苏子籍一怔,才接了旨意不过三四天,皇帝这样急了,当下应答:“神祠之事,悠关民意,孙臣才学疏浅,略有了迟疑,此一私心,难逃圣鉴,必当努力办差,在近日内就发动。”
“代王,快快请起。”赵公公代天问完,就恢复了笑脸,亲自搀扶着苏子籍起来:“代王的话,奴婢会带回给皇上。代王也莫要多想,这是皇上一片爱护之心,接下来,办好差事就是了。”
苏子籍应是。
赵公公没打算久留:“既宣读了口谕,奴婢就不久留了,奴婢还要去鲁王府传旨。”
说着就离开。
“这样急,去鲁王府传什么旨意?”苏子籍见自己被呵斥,周围的人也不由灰头土脸,仔细想了,让人散去,而野道人没动,静等着吩咐。
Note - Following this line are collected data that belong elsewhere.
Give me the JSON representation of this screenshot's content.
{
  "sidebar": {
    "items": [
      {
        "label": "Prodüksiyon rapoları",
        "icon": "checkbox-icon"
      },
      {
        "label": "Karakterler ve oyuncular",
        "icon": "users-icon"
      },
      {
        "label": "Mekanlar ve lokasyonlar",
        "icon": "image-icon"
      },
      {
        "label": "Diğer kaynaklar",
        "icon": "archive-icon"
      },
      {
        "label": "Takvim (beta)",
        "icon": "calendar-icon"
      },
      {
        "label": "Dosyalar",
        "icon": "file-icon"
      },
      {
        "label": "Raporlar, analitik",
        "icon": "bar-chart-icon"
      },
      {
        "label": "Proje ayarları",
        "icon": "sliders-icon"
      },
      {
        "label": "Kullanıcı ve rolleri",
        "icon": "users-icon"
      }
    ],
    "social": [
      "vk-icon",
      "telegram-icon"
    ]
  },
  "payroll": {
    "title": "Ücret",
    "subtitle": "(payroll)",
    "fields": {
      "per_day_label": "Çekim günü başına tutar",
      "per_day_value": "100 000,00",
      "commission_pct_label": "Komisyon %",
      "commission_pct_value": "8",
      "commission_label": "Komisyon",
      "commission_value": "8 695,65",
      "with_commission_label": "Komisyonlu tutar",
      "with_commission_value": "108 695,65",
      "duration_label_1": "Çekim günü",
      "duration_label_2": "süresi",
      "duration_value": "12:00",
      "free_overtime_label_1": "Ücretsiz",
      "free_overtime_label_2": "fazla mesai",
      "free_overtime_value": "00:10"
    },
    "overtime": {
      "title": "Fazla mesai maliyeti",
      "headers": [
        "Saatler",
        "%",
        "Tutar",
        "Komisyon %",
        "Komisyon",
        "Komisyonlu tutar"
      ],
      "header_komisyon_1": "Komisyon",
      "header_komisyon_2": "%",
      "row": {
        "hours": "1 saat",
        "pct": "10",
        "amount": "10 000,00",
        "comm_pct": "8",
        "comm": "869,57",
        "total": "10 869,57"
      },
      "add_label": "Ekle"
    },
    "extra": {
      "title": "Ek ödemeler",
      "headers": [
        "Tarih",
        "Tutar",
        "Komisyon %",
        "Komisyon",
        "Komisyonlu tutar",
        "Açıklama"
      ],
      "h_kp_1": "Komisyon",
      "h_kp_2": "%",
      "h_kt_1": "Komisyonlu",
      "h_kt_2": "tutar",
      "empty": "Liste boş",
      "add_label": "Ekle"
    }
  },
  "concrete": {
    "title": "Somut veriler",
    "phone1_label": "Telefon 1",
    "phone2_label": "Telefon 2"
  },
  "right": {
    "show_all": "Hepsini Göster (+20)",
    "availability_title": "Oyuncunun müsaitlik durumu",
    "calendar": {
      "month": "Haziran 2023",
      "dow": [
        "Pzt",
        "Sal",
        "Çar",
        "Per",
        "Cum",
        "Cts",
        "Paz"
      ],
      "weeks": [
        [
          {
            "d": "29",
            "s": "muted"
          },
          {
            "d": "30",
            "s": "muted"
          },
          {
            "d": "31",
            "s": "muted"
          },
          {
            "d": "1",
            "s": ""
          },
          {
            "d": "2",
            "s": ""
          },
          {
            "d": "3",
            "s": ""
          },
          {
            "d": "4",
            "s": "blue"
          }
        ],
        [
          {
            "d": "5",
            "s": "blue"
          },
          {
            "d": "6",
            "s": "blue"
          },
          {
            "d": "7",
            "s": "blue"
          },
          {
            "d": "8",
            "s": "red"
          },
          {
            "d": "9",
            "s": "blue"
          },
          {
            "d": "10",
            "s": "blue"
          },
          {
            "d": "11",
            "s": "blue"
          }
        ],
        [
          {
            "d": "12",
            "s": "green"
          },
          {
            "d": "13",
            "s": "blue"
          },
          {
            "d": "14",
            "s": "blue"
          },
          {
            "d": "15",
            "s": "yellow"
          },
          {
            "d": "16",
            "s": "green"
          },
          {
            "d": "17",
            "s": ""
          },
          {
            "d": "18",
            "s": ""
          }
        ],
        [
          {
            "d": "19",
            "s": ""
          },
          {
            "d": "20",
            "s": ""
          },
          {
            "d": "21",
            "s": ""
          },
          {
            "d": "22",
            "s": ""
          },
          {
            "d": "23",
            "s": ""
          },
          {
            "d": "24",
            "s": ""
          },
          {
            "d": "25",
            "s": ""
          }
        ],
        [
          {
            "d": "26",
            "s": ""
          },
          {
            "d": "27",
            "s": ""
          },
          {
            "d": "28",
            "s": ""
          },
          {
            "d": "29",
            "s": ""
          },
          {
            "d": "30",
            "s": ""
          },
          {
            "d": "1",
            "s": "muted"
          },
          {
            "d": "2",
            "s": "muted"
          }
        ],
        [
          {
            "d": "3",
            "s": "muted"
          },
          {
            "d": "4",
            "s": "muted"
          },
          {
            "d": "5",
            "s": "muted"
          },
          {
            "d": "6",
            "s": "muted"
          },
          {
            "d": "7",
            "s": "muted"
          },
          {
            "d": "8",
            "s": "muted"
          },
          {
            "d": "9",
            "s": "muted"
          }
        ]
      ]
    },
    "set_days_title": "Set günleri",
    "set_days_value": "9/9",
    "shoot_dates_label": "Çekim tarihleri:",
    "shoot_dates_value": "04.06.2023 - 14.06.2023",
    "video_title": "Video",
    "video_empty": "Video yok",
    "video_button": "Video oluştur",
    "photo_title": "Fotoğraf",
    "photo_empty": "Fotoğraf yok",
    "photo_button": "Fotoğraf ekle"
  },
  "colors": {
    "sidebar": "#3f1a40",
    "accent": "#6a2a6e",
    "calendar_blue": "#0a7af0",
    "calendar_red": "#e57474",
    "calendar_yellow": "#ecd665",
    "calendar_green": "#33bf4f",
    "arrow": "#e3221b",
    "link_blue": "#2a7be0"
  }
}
苏子籍背手,望着星辰,片刻对野道人说:“我被呵斥,这未必是坏事。”
“当然不是坏事,在皇上眼里,诸王是一体平衡,谁大了都不好。”
“鲁王既在昨天受了奴仆告主,还涉及到了卫妃,事关皇家血脉传递,必不可轻易放过,这次去传旨,怕是必有处分。”
“过程里经过呵斥大王,不过是皇上的权术,不使大王过于得意。”野道人不假思考的说着。
苏子籍颌首:“既是这样,要怎么样进一步?”
野道人同样不假思索回答:“据说皇家有测试血脉之法,主公就曾经经受过,如果测出血脉有错,那自然不用说,无非是掩盖过去,然后鲁王和全家尽病死,不会在明面上处置。”
“要是血脉是真,单是这一件事,或有间隙,但不可能抹杀父子之情,皇上或会有愧疚而弥补。”
“因此必须把原本的缝隙扩大……臣听说,鲁王受了这个处分,因此对皇上不满,在私下甚有怨望?”
听了这话,苏子籍大笑:“你说的不错,这事交给你办理。”
这种活,几个幕僚都不适合去干,还是野道人合适。
野道人自己也乐意忙碌,扶龙庭是一辈子的夙愿,只要为这个奋斗,就有一种人生的充实感。
当即就应了是。
苏子籍慢慢踱步,说也奇怪,定了这计,本来一点模糊感觉,现在又出现了。
脑袋中清凉阵阵,这次给他带来的感觉,不是思想上的变化,而是一种更玄的感觉。
隐隐之中似乎牵动了什么。
苏子籍忍不住抬头看了一眼,夜空仍晴朗,星光闪烁。